La pose reprit et dura jusqu'à l'heure du thé. Pendant que je m'occupais de l'eau chaude dans ma petite cuisine, les fornicateurs se livrèrent de nouveau à leurs abominations. Marie-Madeleine, toujours agenouillée au pied de la croix se mit à mignarder le pénis du Christ de la langue, lequel levait des yeux éperdus vers le ciel. Sylvette, ma petite Sylvette dont la fraîcheur m'avait tant charmé, troussée jusqu'au nombril se laissait investir par le superbe saint Jean en poussant des miaulements d'accouchée. Jean le Baptiste, de son côté enfonçait le redoutable témoignage de sa virilité dans l’entrejambe d’une Marie-Madeleine en transe. Dès que la Vierge Marie put s’extraire des bras de saint Jean, Jean le Baptiste, délaissant une Marie-Madeleine comblée, entreprit le jeune homme par la voie culière. Et celui-ci ne protesta pas. Une fureur soudaine et terrible m'envahit devant la pose une nouvelle fois modifiée. Il ne me restait que quelques coups de pinceau pour terminer mon esquisse et tout était remis en question. Je ne me voyais pas recommencer le lendemain, je n’en avais pas les moyens. Je ne sais pas ce qui m'est passé par la tête. Probablement la fureur brutale des doux et des patients lorsqu’ils sont poussés à bout. La colère anéantit alors en moi toute civilité. Je me précipitai sur ma caisse à outils, puis traînant un escabeau près du faux Christ j’entrepris de lui clouer les mains et les pieds sur la croix afin qu'il se tienne tranquille. Je le fis au moment où il prit son plaisir en s’épanchant sur les visages de Marie-Madeleine et de la Vierge Marie en extase.
- Oui, oui ! Fameux les clous ! Encore ! Hurlait ce monstre. À cet instant précis, dans mon atelier transformé en lamentable foutoir, saint Jean et Jean Baptiste gémissaient de volupté, Sylvette et Marie Madeleine enlacées se roulaient sur le sol. Et moi, perdu dans ma folie, juché sur mon escabeau, les mains poisseuses de sang, je crucifiais véritablement le défroqué en hurlant de rage des mots sans suite.
- Je m'en doutais ! glapit soudain une voix aiguë dans mon dos que je reconnus immédiatement pour être celle du menuisier. Ah, les salopards ! Ah, les débauchés ! poursuivit-il en prenant à témoin les deux agents de police interloqués qu'il avait traînés avec lui. Voyez un peu ce qu'il faut pour échauffer la bile de ce joli monsieur ! (Il voulait sans doute parler de ma libido) Ah, le cochon ! Ah, l'artiste ! Et dire que c'est pour ça que je paie des impôts ! Et cette pauvre enfant dont je connais bien le père -il s'adressait à ma Vierge Marie-, obligée de subir la présence de ce joli coco (Il me désignait d’un doigt accusateur, tel le doigt crochu du peuple en la personne de Fouquier-Tinville). Et cette malheureuse femme –Marie Madeleine maintenant assise sur le sol qui le regardait toute ébahie-, traînée contre son gré, j’en suis certain, dans cette ignoble partouse.

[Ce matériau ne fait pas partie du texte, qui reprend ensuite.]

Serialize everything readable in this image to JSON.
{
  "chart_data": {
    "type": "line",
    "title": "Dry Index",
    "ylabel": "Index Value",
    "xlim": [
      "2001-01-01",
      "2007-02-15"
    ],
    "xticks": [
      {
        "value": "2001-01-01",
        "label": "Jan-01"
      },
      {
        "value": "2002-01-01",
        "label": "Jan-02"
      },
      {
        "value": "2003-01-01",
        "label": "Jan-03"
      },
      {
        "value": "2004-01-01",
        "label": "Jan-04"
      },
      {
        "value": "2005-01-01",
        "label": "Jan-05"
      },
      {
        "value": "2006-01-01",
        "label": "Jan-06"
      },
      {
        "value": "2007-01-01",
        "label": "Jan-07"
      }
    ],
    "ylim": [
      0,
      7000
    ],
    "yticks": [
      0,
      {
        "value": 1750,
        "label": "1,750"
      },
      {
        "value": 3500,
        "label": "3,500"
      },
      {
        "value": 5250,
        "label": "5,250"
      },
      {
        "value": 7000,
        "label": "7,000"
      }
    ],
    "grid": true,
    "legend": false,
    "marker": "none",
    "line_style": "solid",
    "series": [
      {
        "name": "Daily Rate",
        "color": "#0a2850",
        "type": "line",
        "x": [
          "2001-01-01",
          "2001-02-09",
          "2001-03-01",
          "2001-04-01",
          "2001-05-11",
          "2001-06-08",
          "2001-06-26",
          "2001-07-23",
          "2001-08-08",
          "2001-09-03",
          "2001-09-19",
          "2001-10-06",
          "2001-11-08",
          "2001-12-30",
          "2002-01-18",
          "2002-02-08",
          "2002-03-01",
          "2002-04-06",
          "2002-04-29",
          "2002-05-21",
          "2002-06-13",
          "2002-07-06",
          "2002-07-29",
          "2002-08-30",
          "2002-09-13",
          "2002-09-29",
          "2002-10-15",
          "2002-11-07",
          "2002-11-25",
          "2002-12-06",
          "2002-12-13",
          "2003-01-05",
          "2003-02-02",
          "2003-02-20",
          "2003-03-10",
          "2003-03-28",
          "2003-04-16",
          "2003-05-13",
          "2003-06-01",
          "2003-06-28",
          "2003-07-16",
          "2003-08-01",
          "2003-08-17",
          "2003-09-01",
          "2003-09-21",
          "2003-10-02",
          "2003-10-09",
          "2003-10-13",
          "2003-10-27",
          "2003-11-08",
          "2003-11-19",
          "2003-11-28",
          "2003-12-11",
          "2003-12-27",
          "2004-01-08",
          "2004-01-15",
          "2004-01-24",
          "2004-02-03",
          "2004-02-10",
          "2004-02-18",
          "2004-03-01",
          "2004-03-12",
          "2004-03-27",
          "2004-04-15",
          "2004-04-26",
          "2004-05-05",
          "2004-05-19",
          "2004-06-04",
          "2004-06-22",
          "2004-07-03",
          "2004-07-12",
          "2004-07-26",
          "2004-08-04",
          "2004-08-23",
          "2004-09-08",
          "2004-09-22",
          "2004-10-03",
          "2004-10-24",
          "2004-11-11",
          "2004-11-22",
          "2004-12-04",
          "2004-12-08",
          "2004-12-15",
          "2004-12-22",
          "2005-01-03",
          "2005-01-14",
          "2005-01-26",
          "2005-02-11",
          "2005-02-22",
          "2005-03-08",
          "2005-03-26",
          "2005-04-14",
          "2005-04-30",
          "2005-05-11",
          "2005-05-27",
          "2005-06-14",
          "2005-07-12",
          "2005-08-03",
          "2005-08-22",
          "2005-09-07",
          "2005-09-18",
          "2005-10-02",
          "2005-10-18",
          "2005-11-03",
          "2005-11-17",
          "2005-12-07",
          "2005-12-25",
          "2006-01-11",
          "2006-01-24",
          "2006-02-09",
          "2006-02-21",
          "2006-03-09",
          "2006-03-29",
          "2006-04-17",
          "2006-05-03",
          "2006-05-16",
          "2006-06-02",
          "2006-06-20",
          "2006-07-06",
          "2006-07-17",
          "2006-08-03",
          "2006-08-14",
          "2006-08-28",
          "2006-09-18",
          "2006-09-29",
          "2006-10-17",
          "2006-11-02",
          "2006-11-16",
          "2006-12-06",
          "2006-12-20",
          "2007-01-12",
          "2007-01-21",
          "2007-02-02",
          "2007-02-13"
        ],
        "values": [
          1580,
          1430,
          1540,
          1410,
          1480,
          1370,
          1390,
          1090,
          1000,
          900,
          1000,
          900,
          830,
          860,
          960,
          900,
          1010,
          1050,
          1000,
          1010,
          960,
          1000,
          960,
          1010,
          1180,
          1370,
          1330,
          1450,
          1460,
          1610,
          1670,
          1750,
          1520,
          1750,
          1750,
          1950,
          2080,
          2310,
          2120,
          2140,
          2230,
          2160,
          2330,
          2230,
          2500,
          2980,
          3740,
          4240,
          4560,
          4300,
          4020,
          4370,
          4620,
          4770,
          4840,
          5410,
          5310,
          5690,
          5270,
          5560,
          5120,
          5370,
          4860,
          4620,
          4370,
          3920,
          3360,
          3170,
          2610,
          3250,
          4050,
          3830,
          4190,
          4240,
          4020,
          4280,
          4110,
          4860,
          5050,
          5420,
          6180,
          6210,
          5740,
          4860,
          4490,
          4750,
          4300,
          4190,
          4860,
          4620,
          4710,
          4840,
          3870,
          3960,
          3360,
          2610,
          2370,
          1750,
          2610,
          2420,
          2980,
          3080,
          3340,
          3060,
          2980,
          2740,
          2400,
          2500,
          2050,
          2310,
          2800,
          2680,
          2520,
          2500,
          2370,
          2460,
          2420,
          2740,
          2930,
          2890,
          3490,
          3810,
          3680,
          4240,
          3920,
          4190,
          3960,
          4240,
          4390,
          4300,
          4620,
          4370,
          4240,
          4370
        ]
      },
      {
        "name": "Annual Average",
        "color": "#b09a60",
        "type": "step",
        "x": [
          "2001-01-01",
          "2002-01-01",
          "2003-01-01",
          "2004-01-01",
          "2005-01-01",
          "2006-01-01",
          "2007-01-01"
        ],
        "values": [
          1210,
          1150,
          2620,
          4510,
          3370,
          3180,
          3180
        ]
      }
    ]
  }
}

Elle qui vend d’ordinaire des cierges et des médailles pieuses dans le Sacré-Cœur, quelle honte et quel martyr ! Et vous mon bon monsieur, -c'est à saint Jean qu'il s’adressait-, vous qui souhaitez si ardemment vous intégrer, voyez comme on vous reçoit. Et vous, humble Christ, blessé et meurtri dans votre chair, notre seigneur à tous, cher et noble SDF...
- Cher ami, ne voudriez-vous pas m'essuyer la queue ? J’ai du foutre partout. Lui demanda benoîtement le défroqué... Au fait quel jour sommes nous et quelle heure est-il ?... Je commence à avoir une petite faim. Ces émotions m’ont mis en appétit.

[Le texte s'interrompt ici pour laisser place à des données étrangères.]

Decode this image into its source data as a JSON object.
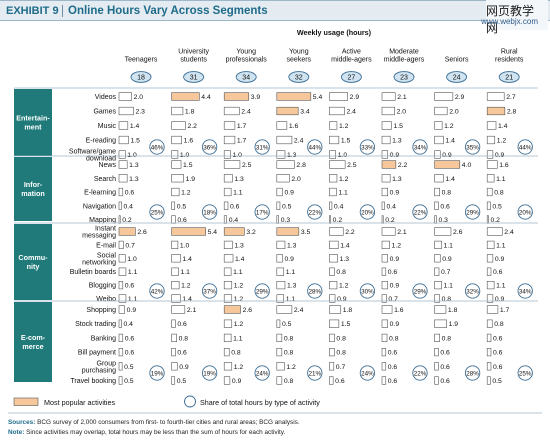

- Environ quatre heures de l'après midi, nous sommes vendredi et la nuit commence à tomber mon Seigneur, répondit le menuisier en s’agenouillant. Bénissez-moi car j’ai péché... Vous devriez porter plainte contre cet artiste. Je suis témoin de votre supplice. On m'appelle Joseph le menuisier et je suis bien connu dans le quartier.